Triathlon and racing is not all about the physical component. You have to be committed mentally, emotionally, all of it. And the things we can learn from triathlon are beautiful, incredible lessons that aren’t just specific to racing or triathlon. Knowing that I can accomplish such extreme challenges in traithlon has bled over into my real life and the confidence and mental fortitude I’ve developed from it is something that I will always value and cherish. It has made me a stronger person physically, mentally, and emotionally. It has provided me with the knowledge that I can do anything with enough determination, grit, and hard work. It has humbled me and given me confidence all at once. It has made me who I want to be. And that is a beautiful thing.


Next week’s theme is Race Etiquette! Feel free to link up and join in!

20 Replies to “Tri Talk Tuesday – Lessons Learned”

  1. I have just taken my first and little step towards a triathlon and I have already learned that I can. I can anything that I set my mind into and work hard to achieve.
    I don’t feel comfortable about riding a bike. In fact, I am really afraid of it. Just being able to do those humble 11km was major to me.
    Thank you so much for sharing your experience!
    Debbie Rodrigues recently posted…Triathlon: The First StepsMy Profile

    1. You’ll learn to love that bike soon enough! Congrats on deciding on triathlon! You’ll be hooked =)

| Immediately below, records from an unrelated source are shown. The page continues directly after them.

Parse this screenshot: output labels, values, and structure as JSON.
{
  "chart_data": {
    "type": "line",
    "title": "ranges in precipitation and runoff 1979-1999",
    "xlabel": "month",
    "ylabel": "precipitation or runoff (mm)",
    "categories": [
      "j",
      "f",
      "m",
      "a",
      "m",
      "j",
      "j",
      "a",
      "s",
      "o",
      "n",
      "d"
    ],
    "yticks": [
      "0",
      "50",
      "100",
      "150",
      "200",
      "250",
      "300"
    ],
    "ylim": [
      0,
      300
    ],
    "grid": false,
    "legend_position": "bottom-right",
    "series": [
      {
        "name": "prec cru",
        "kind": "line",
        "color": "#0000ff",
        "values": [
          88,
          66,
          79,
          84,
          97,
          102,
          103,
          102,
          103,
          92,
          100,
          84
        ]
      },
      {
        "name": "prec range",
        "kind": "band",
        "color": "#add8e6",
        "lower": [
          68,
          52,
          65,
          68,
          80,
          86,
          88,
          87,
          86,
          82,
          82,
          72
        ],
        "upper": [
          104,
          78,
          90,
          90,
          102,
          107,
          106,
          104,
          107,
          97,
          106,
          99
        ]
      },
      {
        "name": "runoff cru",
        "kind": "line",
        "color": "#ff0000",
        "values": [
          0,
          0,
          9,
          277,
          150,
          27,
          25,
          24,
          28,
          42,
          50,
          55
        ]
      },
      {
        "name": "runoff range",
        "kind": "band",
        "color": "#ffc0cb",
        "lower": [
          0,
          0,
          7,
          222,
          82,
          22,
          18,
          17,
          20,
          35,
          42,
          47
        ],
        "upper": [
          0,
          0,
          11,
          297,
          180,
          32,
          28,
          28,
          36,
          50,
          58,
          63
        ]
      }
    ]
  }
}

  2. There is so much emotion in this post. I found myself reading it, nodding my head. I don’t do tris (though I want to in the next few years, once I buy a bike), but so much of what you said relates to my events as well. So well written, awesome post!
    The Famous Mudder recently posted…Week 21 RecapMy Profile

    1. It’s definitely lessons anyone can take away from anything they pour their heart and soul into. Be it racing or anything else they’re passionate about it. And I can imagine the kind of lessons you take away from your crazy races!

  3. Attempting my first Olympic distance tri on Saturday and this is what I needed to read this week – especially the bird sitting on a tree quote!

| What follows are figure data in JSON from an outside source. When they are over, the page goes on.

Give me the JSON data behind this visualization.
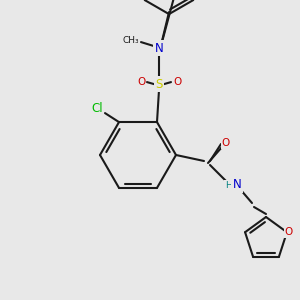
{
  "bg_color": "#e8e8e8",
  "bond_color": "#1a1a1a",
  "bond_lw": 1.5,
  "colors": {
    "C": "#1a1a1a",
    "N": "#0000cc",
    "O": "#cc0000",
    "S": "#cccc00",
    "Cl": "#00bb00",
    "H": "#008080"
  },
  "font_size": 7.5
}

    1. Ha! Yes! I can’t figure out when I became so stubborn but that’s definitely part of it!

  4. I couldn’t agree with you more. Triathlons have taught me to give myself more credit for being strong and dedicated. I love the mental power it requires because it’s surprisingly tough to believe in yourself six hours into a race when you’re dead tired. But when you do, it’s the best feeling in the world 🙂

    1. The mental toughness is one of my favorite side effects I’ve gained from racing!

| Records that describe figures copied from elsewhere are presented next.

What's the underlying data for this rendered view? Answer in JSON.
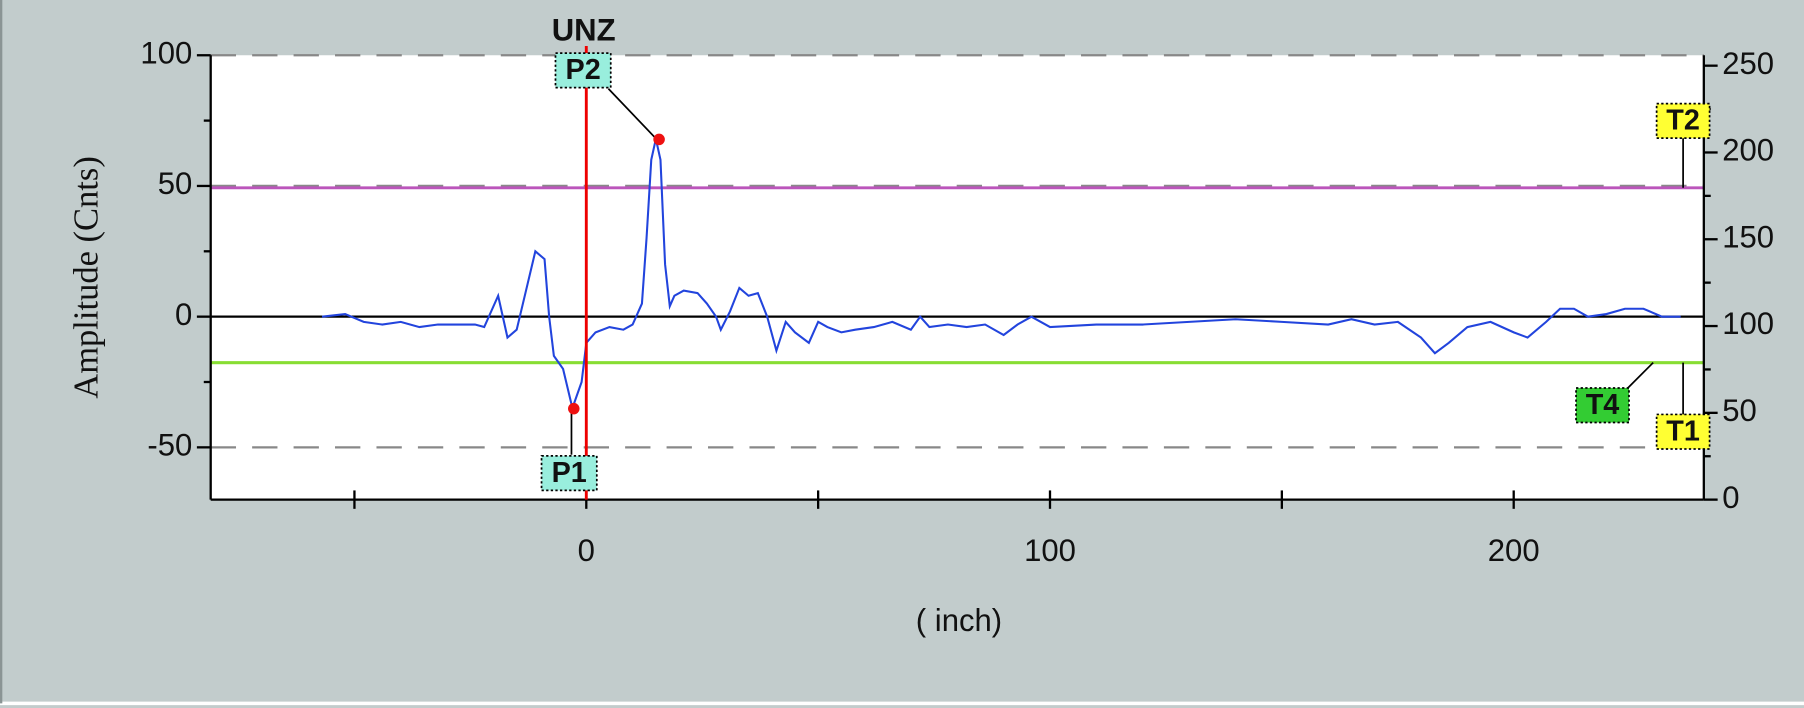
{
  "chart_data": {
    "type": "line",
    "title": "UNZ",
    "ylabel": "Amplitude (Cnts)",
    "xlabel": "( inch)",
    "xlim": [
      -81,
      241
    ],
    "xticks": [
      0,
      100,
      200
    ],
    "xminor_ticks": [
      -50,
      50,
      150
    ],
    "ylim": [
      -70,
      100
    ],
    "yticks": [
      -50,
      0,
      50,
      100
    ],
    "yminor_ticks": [
      -25,
      25,
      75
    ],
    "y2lim": [
      0,
      256
    ],
    "y2ticks": [
      0,
      50,
      100,
      150,
      200,
      250
    ],
    "y2minor_ticks": [
      25,
      75,
      125,
      175,
      225
    ],
    "grid": true,
    "x": [
      -57,
      -52,
      -48,
      -44,
      -40,
      -36,
      -32,
      -28,
      -24,
      -22,
      -19,
      -17,
      -15,
      -13,
      -11,
      -9,
      -8,
      -7,
      -5,
      -3,
      -1,
      0,
      2,
      5,
      8,
      10,
      12,
      13,
      14,
      15,
      16,
      17,
      18,
      19,
      21,
      24,
      26,
      28,
      29,
      31,
      33,
      35,
      37,
      39,
      41,
      43,
      45,
      48,
      50,
      52,
      55,
      58,
      62,
      66,
      70,
      72,
      74,
      78,
      82,
      86,
      90,
      93,
      96,
      100,
      110,
      120,
      130,
      140,
      150,
      160,
      165,
      170,
      175,
      180,
      183,
      186,
      190,
      195,
      200,
      203,
      207,
      210,
      213,
      216,
      220,
      224,
      228,
      232,
      236
    ],
    "series": [
      {
        "color": "#2244dd",
        "values": [
          0,
          1,
          -2,
          -3,
          -2,
          -4,
          -3,
          -3,
          -3,
          -4,
          8,
          -8,
          -5,
          10,
          25,
          22,
          0,
          -15,
          -20,
          -35,
          -25,
          -10,
          -6,
          -4,
          -5,
          -3,
          5,
          30,
          60,
          68,
          60,
          20,
          4,
          8,
          10,
          9,
          5,
          0,
          -5,
          2,
          11,
          8,
          9,
          0,
          -13,
          -2,
          -6,
          -10,
          -2,
          -4,
          -6,
          -5,
          -4,
          -2,
          -5,
          0,
          -4,
          -3,
          -4,
          -3,
          -7,
          -3,
          0,
          -4,
          -3,
          -3,
          -2,
          -1,
          -2,
          -3,
          -1,
          -3,
          -2,
          -8,
          -14,
          -10,
          -4,
          -2,
          -6,
          -8,
          -2,
          3,
          3,
          0,
          1,
          3,
          3,
          0,
          0
        ]
      }
    ],
    "cursor": {
      "x": 0,
      "color": "#ee0000"
    },
    "markers": [
      {
        "name": "P1",
        "x": -2.7,
        "y": -35.2,
        "color": "#ee1111"
      },
      {
        "name": "P2",
        "x": 15.7,
        "y": 67.8,
        "color": "#ee1111"
      }
    ],
    "thresholds": [
      {
        "name": "T2",
        "value": 49.3,
        "color": "#bb55bb",
        "tag_color": "#ffff33"
      },
      {
        "name": "T4",
        "value": -17.6,
        "color": "#88dd33",
        "tag_color": "#33cc33"
      },
      {
        "name": "T1",
        "value": -17.6,
        "color": "#88dd33",
        "tag_color": "#ffff33"
      }
    ]
  }
}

  5. I love the bird quote. It rings so true. Sometimes I beat myself up so much on the inside that I forget how far I have come. This was a great post to remind us all to stop that and be proud! Thanks again for hosting the link-up.

    1. Thanks for participating in the link up! It is important to stop and be proud of our accomplishments sometimes. It’s so easy to get caught up in always trying to do it all without realising how far we’ve come.

  6. I especially connect with what you have to say about running your own race. Yes, it can be a competitive environment and everyone wants to do their best, but more importantly it’s about the experience and doing something that challenges the mind and body to the extreme. I have learned so much about myself as a person just in the short few months I have been doing triathlons. I think every training day and every race teaching a new lesson, both big and small.
    Kristen @ Glitter and Dust recently posted…Cascade Lakes Relay – Team Scrambled LeggsMy Profile

    1. It definitely doesn’t take long to learn something from racing. Glad you found your love for triathlon! And yes, even the small take aways are very worth their weight.